И, не взирая на все разногласия, в начале возникавшие между задержанными в этом серьезном вопросе, в итоге в камере № 27, что располагается на спец-продоле следственного изолятора № 1, как флигель в саду большой усадьбы, затерянный на территории УВД города, все же победила дружба — заявление на прием к оперативнику подали за бомжа Серегу, внешне производившего впечатление равнодушного ко всему происходящему увальня-недотепу, решив, что пусть, мол, первым, так сказать, проведет разведку боем: глядишь, что и выяснит. К тому же в тюрьме ему сидеть явно понравилось: ни разу не бьют, три раза кормят...
— А этапируют на централ, так там тебе и вшей выведут, и венерические заболевания, если есть, вылечат. Опять же, обязательный для всех медосмотр проведут, — подбадривали его сокамерники.
Перед обедом его вызвали...
И он ушел.
Защемленным нервом потянулось время.
А вернулся предприимчивый бомж только к вечеру — вдрызг пьяный, с крест-накрест перемотанным ливерной колбасой, как пулеметной лентой, туловищем.
— Героина не было. Пришлось взять водкой и колбасой. Нате вот, ешьте. Теперь я за Иванова загрузился. У меня тоже алиби на этот случай имеется. Я вспомнил. Я же в тот день в вытрезвителе с самого утра за «белочкой» по потолкам и стенам гонялся.
— Поймал?
— Не дали. Самого поймали и к кровати пристегнули наручниками, чтоб я не рыпался, значит. А дальше ничего не помню. На третьи сутки только в спецприемнике в себя пришел, в пятой камере. В здании напротив. Его через решетку, если вглядеться, видно. А потом меня сюда перевели. Так и сказали: «Сразу видно, что ты еще тот гусь лапчатый. Будем с тобой работать».

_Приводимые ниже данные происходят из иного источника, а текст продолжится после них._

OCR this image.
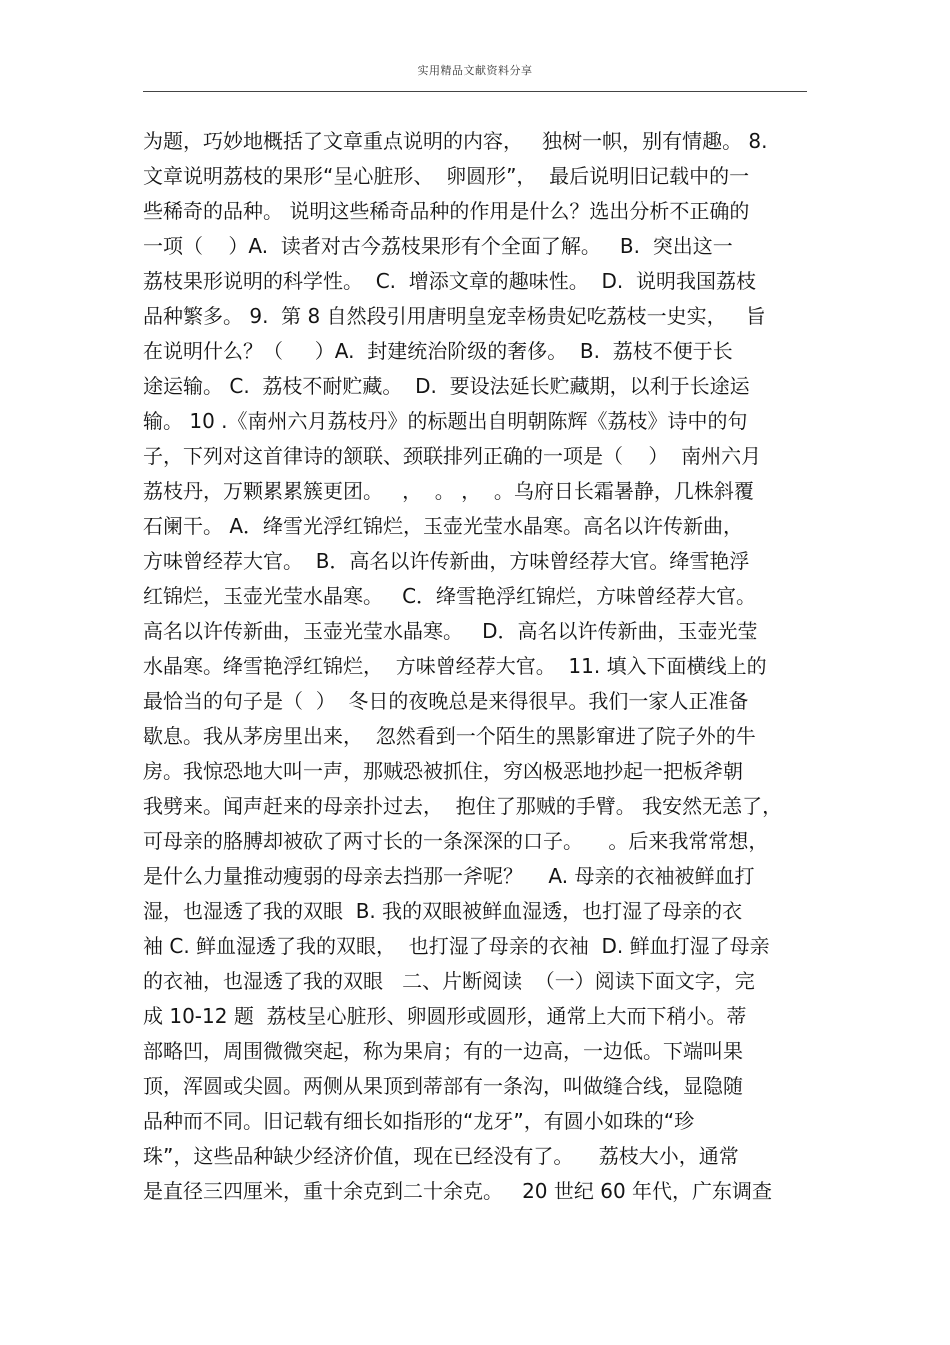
实用精品文献资料分享
为题，巧妙地概括了文章重点说明的内容，   独树一帜，别有情趣。 8.
文章说明荔枝的果形“呈心脏形、  卵圆形”，  最后说明旧记载中的一
些稀奇的品种。 说明这些稀奇品种的作用是什么？选出分析不正确的
一项（    ）A.  读者对古今荔枝果形有个全面了解。   B.  突出这一
荔枝果形说明的科学性。  C.  增添文章的趣味性。  D.  说明我国荔枝
品种繁多。 9.  第 8 自然段引用唐明皇宠幸杨贵妃吃荔枝一史实，   旨
在说明什么？（     ）A.  封建统治阶级的奢侈。  B.  荔枝不便于长
途运输。 C.  荔枝不耐贮藏。  D.  要设法延长贮藏期，以利于长途运
输。 10 .《南州六月荔枝丹》的标题出自明朝陈辉《荔枝》诗中的句
子，下列对这首律诗的颔联、颈联排列正确的一项是（    ）  南州六月
荔枝丹，万颗累累簇更团。   ，  。 ，  。乌府日长霜暑静，几株斜覆
石阑干。 A．绛雪光浮红锦烂，玉壶光莹水晶寒。高名以许传新曲，
方味曾经荐大官。  B．高名以许传新曲，方味曾经荐大官。绛雪艳浮
红锦烂，玉壶光莹水晶寒。   C．绛雪艳浮红锦烂，方味曾经荐大官。
高名以许传新曲，玉壶光莹水晶寒。   D．高名以许传新曲，玉壶光莹
水晶寒。绛雪艳浮红锦烂，  方味曾经荐大官。  11. 填入下面横线上的
最恰当的句子是（  ）  冬日的夜晚总是来得很早。我们一家人正准备
歇息。我从茅房里出来，  忽然看到一个陌生的黑影窜进了院子外的牛
房。我惊恐地大叫一声，那贼恐被抓住，穷凶极恶地抄起一把板斧朝
我劈来。闻声赶来的母亲扑过去，  抱住了那贼的手臂。 我安然无恙了，
可母亲的胳膊却被砍了两寸长的一条深深的口子。    。后来我常常想，
是什么力量推动瘦弱的母亲去挡那一斧呢？    A. 母亲的衣袖被鲜血打
湿，也湿透了我的双眼  B. 我的双眼被鲜血湿透，也打湿了母亲的衣
袖 C. 鲜血湿透了我的双眼，  也打湿了母亲的衣袖  D. 鲜血打湿了母亲
的衣袖，也湿透了我的双眼   二、片断阅读  （一）阅读下面文字，完
成 10-12 题  荔枝呈心脏形、卵圆形或圆形，通常上大而下稍小。蒂
部略凹，周围微微突起，称为果肩；有的一边高，一边低。下端叫果
顶，浑圆或尖圆。两侧从果顶到蒂部有一条沟，叫做缝合线，显隐随
品种而不同。旧记载有细长如指形的“龙牙”，有圆小如珠的“珍
珠”，这些品种缺少经济价值，现在已经没有了。    荔枝大小，通常
是直径三四厘米，重十余克到二十余克。   20 世纪 60 年代，广东调查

— Наработали. Жди теперь суда и справедливого приговора.
— Ладно, не плачь, Серега, разберутся. А колбаса-то какая вкусная.
— Жуйте-жуйте.
— Прохиндеи вы, — обиделся приподнявшийся с нар Черников. — А как же я? Это же моя идея была.... Воспользовались, да? Воспользовались...
— А твое алиби уже выяснилось. Мне опера рассказали. Жди теперь, когда за тобой Василь Васильевич из дурки приедет. Будешь там играть с котом в шахматы. И так молодец, тремя дозами отловился. А про журналиста этого, главного редактора газеты «Тольяттинское обозрение» Валерия Иванова, я вам по-простецки, как в некрологах не пишут, словами из песни Владимира Высоцкого скажу: «Кто кончил жизнь трагически, тот истинный поэт». И главное, что добавлять больше ничего не нужно. Творческие личности сами о себе, при жизни еще, все споют и скажут. Но я все равно от полноты чувств пару слов вставлю, — как со сцены выводил рулады, подняв руки и вскинув голову, новоявленный лже-киллер, — ну, а за то, что мы теперь здесь от его неугасающей славы харчуемся, по собственному разумению, кто героином, кто колбасой и водкой, натурально, как у вечного огня греемся. Прости нас, Господи, за это, грешных!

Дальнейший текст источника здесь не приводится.